A Holistic Resource Management for Graphics Processing Units in Cloud Computing
Author(s) -
Abdulaziz Alnori,
Karim Djemame
Publication year - 2018
Publication title -
electronic notes in theoretical computer science
Language(s) - English
Resource type - Journals
SCImago Journal Rank - 0.242
H-Index - 60
ISSN - 1571-0661
DOI - 10.1016/j.entcs.2018.09.002
Subject(s) - cloud computing , computer science , energy consumption , distributed computing , graphics , efficient energy use , quality of service , cuda , block (permutation group theory) , symmetric multiprocessor system , cloud testing , operating system , cloud computing security , computer network , ecology , geometry , mathematics , electrical engineering , biology , engineering
The persistent development of Cloud computing attracts individuals and organisations to change their IT strategies. According to this development and the incremental demand of using Cloud computing, Cloud providers continuously update the Cloud infrastructure to fit the incremental demands. Recently, accelerator units, such as Graphics Processing Units (GPUs) have been introduced in Cloud computing. This updated existence leads to provide an increase in hardware heterogeneity in the Cloud infrastructure. With the increase in hardware heterogeneity, new issues will appear. For instance, managing the heterogeneous Cloud infrastructure while maintaining the Quality of Service (QoS) and minimising the infrastructure operational costs will be a substantial issue. Thus, new management techniques need to be developed to manage the updated Cloud infrastructure efficiently.
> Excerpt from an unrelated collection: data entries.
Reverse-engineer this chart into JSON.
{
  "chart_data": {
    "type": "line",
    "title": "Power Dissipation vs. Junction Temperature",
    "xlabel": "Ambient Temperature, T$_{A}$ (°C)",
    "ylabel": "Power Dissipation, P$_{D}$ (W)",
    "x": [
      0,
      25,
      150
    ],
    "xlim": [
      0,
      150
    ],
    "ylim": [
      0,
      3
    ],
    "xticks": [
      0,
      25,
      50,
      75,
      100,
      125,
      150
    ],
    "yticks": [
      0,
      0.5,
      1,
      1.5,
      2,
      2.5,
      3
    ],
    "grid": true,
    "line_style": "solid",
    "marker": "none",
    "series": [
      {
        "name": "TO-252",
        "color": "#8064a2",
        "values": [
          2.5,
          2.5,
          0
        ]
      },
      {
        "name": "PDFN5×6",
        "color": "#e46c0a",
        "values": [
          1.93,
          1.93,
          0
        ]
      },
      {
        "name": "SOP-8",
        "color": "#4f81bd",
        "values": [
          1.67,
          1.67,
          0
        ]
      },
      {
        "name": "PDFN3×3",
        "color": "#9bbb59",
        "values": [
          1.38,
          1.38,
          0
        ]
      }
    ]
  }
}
In this paper, we propose a systematic architecture to manage heterogeneous GPUs in a Cloud environment considering the performance and the energy consumption as key factors. Moreover, we develop a Heterogeneous GPUs analyser as the first step in the implementation of the proposed architecture. It aims to quantitatively compare and analyse the behaviour of two different GPUs architectures, NVIDIA Fermi and Kepler, in terms of performance, power and energy consumption. The experimental results show that adequate blocks and threads per block numbers allocations lead to 13.1% energy saving in Fermi GPU and 11.2% more energy efficient in Kepler GPU.